If it were land that Louis saw through the clouds and blinding snow, it was mighty close. Our doom seemed sealed. We expected the ship to crash bows-on upon the rocks. We nerved ourselves for the shock. A momentary vision of shipwreck on those bleak coasts in snow and storm obsessed me. But Louis's eyes had deceived him. The ship went riding on its stately way through the blinding snow before the gale.

The situation was ticklish, if not critical. We had been headed squarely for the passage before the storm closed down. Now we could not see where we were going. If we held directly upon our course we were safe. If the gale blew us even slightly out of our way, shipwreck and death on the rock-bound shore awaited us. Which would it be?

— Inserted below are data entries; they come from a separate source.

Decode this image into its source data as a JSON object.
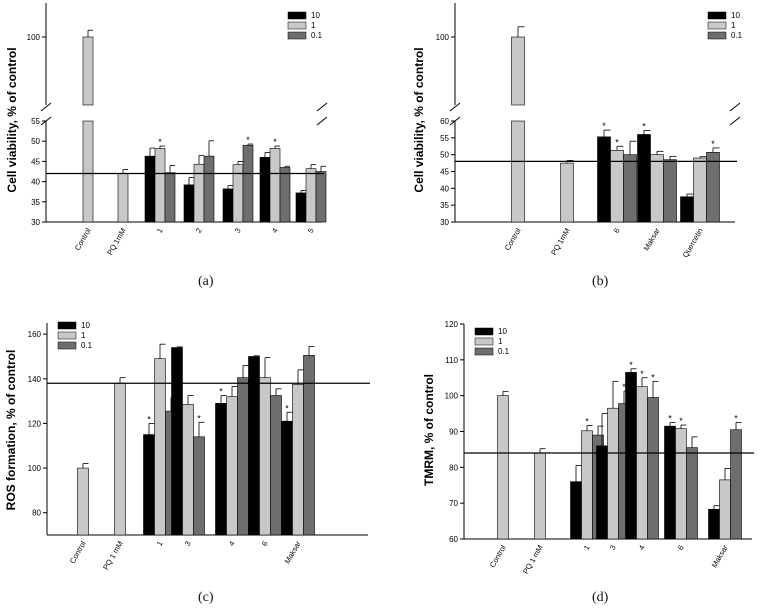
{
  "figure": {
    "panel_labels": [
      "(a)",
      "(b)",
      "(c)",
      "(d)"
    ]
  },
  "colors": {
    "black": "#000000",
    "light": "#c8c8c8",
    "dark": "#6e6e6e"
  },
  "chart_data": [
    {
      "id": "a",
      "type": "bar",
      "ylabel": "Cell viability, % of control",
      "axis_break": true,
      "lower_range": [
        30,
        55
      ],
      "lower_ticks": [
        30,
        35,
        40,
        45,
        50,
        55
      ],
      "upper_ticks": [
        100
      ],
      "reference_line": 42,
      "legend": [
        "10",
        "1",
        "0.1"
      ],
      "groups": [
        {
          "label": "Control",
          "bars": [
            {
              "series": 1,
              "value": 100,
              "error": 2,
              "star": false
            }
          ]
        },
        {
          "label": "PQ 1mM",
          "bars": [
            {
              "series": 1,
              "value": 42,
              "error": 1,
              "star": false
            }
          ]
        },
        {
          "label": "1",
          "bars": [
            {
              "series": 0,
              "value": 46.3,
              "error": 2,
              "star": false
            },
            {
              "series": 1,
              "value": 48.2,
              "error": 0.6,
              "star": true
            },
            {
              "series": 2,
              "value": 42.2,
              "error": 1.8,
              "star": false
            }
          ]
        },
        {
          "label": "2",
          "bars": [
            {
              "series": 0,
              "value": 39.2,
              "error": 1.8,
              "star": false
            },
            {
              "series": 1,
              "value": 44.3,
              "error": 2.2,
              "star": false
            },
            {
              "series": 2,
              "value": 46.3,
              "error": 3.8,
              "star": false
            }
          ]
        },
        {
          "label": "3",
          "bars": [
            {
              "series": 0,
              "value": 38.2,
              "error": 0.8,
              "star": false
            },
            {
              "series": 1,
              "value": 44.2,
              "error": 0.8,
              "star": false
            },
            {
              "series": 2,
              "value": 49,
              "error": 0.3,
              "star": true
            }
          ]
        },
        {
          "label": "4",
          "bars": [
            {
              "series": 0,
              "value": 46,
              "error": 1.2,
              "star": false
            },
            {
              "series": 1,
              "value": 48.2,
              "error": 0.6,
              "star": true
            },
            {
              "series": 2,
              "value": 43.5,
              "error": 0.3,
              "star": false
            }
          ]
        },
        {
          "label": "5",
          "bars": [
            {
              "series": 0,
              "value": 37.2,
              "error": 0.6,
              "star": false
            },
            {
              "series": 1,
              "value": 43.2,
              "error": 1,
              "star": false
            },
            {
              "series": 2,
              "value": 42.5,
              "error": 1.3,
              "star": false
            }
          ]
        }
      ]
    },
    {
      "id": "b",
      "type": "bar",
      "ylabel": "Cell viability, % of control",
      "axis_break": true,
      "lower_range": [
        30,
        60
      ],
      "lower_ticks": [
        30,
        35,
        40,
        45,
        50,
        55,
        60
      ],
      "upper_ticks": [
        100
      ],
      "reference_line": 48,
      "legend": [
        "10",
        "1",
        "0.1"
      ],
      "groups": [
        {
          "label": "Control",
          "bars": [
            {
              "series": 1,
              "value": 100,
              "error": 3,
              "star": false
            }
          ]
        },
        {
          "label": "PQ 1mM",
          "bars": [
            {
              "series": 1,
              "value": 47.5,
              "error": 0.8,
              "star": false
            }
          ]
        },
        {
          "label": "6",
          "bars": [
            {
              "series": 0,
              "value": 55.3,
              "error": 2,
              "star": true
            },
            {
              "series": 1,
              "value": 51.3,
              "error": 1.2,
              "star": true
            },
            {
              "series": 2,
              "value": 50,
              "error": 4,
              "star": false
            }
          ]
        },
        {
          "label": "Maksar",
          "bars": [
            {
              "series": 0,
              "value": 56,
              "error": 1.2,
              "star": true
            },
            {
              "series": 1,
              "value": 50,
              "error": 1,
              "star": false
            },
            {
              "series": 2,
              "value": 48.5,
              "error": 1,
              "star": false
            }
          ]
        },
        {
          "label": "Quercetin",
          "bars": [
            {
              "series": 0,
              "value": 37.5,
              "error": 0.8,
              "star": false
            },
            {
              "series": 1,
              "value": 49,
              "error": 0.4,
              "star": false
            },
            {
              "series": 2,
              "value": 50.7,
              "error": 1.3,
              "star": true
            }
          ]
        }
      ]
    },
    {
      "id": "c",
      "type": "bar",
      "ylabel": "ROS formation, % of control",
      "axis_break": false,
      "range": [
        70,
        165
      ],
      "ticks": [
        80,
        100,
        120,
        140,
        160
      ],
      "reference_line": 138,
      "legend": [
        "10",
        "1",
        "0.1"
      ],
      "groups": [
        {
          "label": "Control",
          "bars": [
            {
              "series": 1,
              "value": 100,
              "error": 2,
              "star": false
            }
          ]
        },
        {
          "label": "PQ 1 mM",
          "bars": [
            {
              "series": 1,
              "value": 138,
              "error": 2.5,
              "star": false
            }
          ]
        },
        {
          "label": "1",
          "bars": [
            {
              "series": 0,
              "value": 115,
              "error": 5,
              "star": true
            },
            {
              "series": 1,
              "value": 149,
              "error": 6.5,
              "star": false
            },
            {
              "series": 2,
              "value": 125.5,
              "error": 6,
              "star": false
            }
          ]
        },
        {
          "label": "3",
          "bars": [
            {
              "series": 0,
              "value": 154,
              "error": 0.3,
              "star": false
            },
            {
              "series": 1,
              "value": 128.5,
              "error": 4,
              "star": false
            },
            {
              "series": 2,
              "value": 114,
              "error": 6.5,
              "star": true
            }
          ]
        },
        {
          "label": "4",
          "bars": [
            {
              "series": 0,
              "value": 129,
              "error": 3.5,
              "star": true
            },
            {
              "series": 1,
              "value": 132,
              "error": 4.5,
              "star": false
            },
            {
              "series": 2,
              "value": 140.5,
              "error": 5.5,
              "star": false
            }
          ]
        },
        {
          "label": "6",
          "bars": [
            {
              "series": 0,
              "value": 150,
              "error": 0.3,
              "star": false
            },
            {
              "series": 1,
              "value": 140.5,
              "error": 9,
              "star": false
            },
            {
              "series": 2,
              "value": 132.5,
              "error": 3,
              "star": false
            }
          ]
        },
        {
          "label": "Maksar",
          "bars": [
            {
              "series": 0,
              "value": 121,
              "error": 4,
              "star": true
            },
            {
              "series": 1,
              "value": 137.5,
              "error": 6.5,
              "star": false
            },
            {
              "series": 2,
              "value": 150.5,
              "error": 4,
              "star": false
            }
          ]
        }
      ]
    },
    {
      "id": "d",
      "type": "bar",
      "ylabel": "TMRM, % of control",
      "axis_break": false,
      "range": [
        60,
        120
      ],
      "ticks": [
        60,
        70,
        80,
        90,
        100,
        110,
        120
      ],
      "reference_line": 84,
      "legend": [
        "10",
        "1",
        "0.1"
      ],
      "groups": [
        {
          "label": "Control",
          "bars": [
            {
              "series": 1,
              "value": 100,
              "error": 1.2,
              "star": false
            }
          ]
        },
        {
          "label": "PQ 1 mM",
          "bars": [
            {
              "series": 1,
              "value": 84,
              "error": 1.2,
              "star": false
            }
          ]
        },
        {
          "label": "1",
          "bars": [
            {
              "series": 0,
              "value": 76,
              "error": 4.5,
              "star": false
            },
            {
              "series": 1,
              "value": 90.2,
              "error": 1.5,
              "star": true
            },
            {
              "series": 2,
              "value": 89,
              "error": 2.5,
              "star": false
            }
          ]
        },
        {
          "label": "3",
          "bars": [
            {
              "series": 0,
              "value": 86,
              "error": 9,
              "star": false
            },
            {
              "series": 1,
              "value": 96.5,
              "error": 7.5,
              "star": false
            },
            {
              "series": 2,
              "value": 97.8,
              "error": 3.5,
              "star": true
            }
          ]
        },
        {
          "label": "4",
          "bars": [
            {
              "series": 0,
              "value": 106.5,
              "error": 1,
              "star": true
            },
            {
              "series": 1,
              "value": 102.5,
              "error": 2.5,
              "star": true
            },
            {
              "series": 2,
              "value": 99.5,
              "error": 4.5,
              "star": true
            }
          ]
        },
        {
          "label": "6",
          "bars": [
            {
              "series": 0,
              "value": 91.5,
              "error": 1,
              "star": true
            },
            {
              "series": 1,
              "value": 90.8,
              "error": 1,
              "star": true
            },
            {
              "series": 2,
              "value": 85.5,
              "error": 3,
              "star": false
            }
          ]
        },
        {
          "label": "Maksar",
          "bars": [
            {
              "series": 0,
              "value": 68.3,
              "error": 1,
              "star": false
            },
            {
              "series": 1,
              "value": 76.5,
              "error": 3.2,
              "star": false
            },
            {
              "series": 2,
              "value": 90.5,
              "error": 2,
              "star": true
            }
          ]
        }
      ]
    }
  ]
}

Mr. Winchester was a man of iron nerve. He demonstrated this now as he did many times afterward. He was as skillful a navigator as he was a fearless one. He knew his reckonings were good. He knew that when the squall shut out the world the brig's nose was pointed directly at the center of Unimak Pass. So he did not veer to east or west, or seek to tack back from the dangerous coasts on our bows, but drove the vessel straight upon its course into the blank white wall of mist and snow.

An hour later the squall lifted as quickly as it had come. Blue skies and sunshine came back. We found ourselves almost becalmed on a placid sea. To the south lay the outline of a lofty coast.

A boat-steerer bustled forward. "We are in Behring Sea," he said with a laugh.

We had shot through the narrow channel without sighting the shores. I have often wondered just how close to port or starboard death was to us that morning on the black cliffs of Unimak Pass.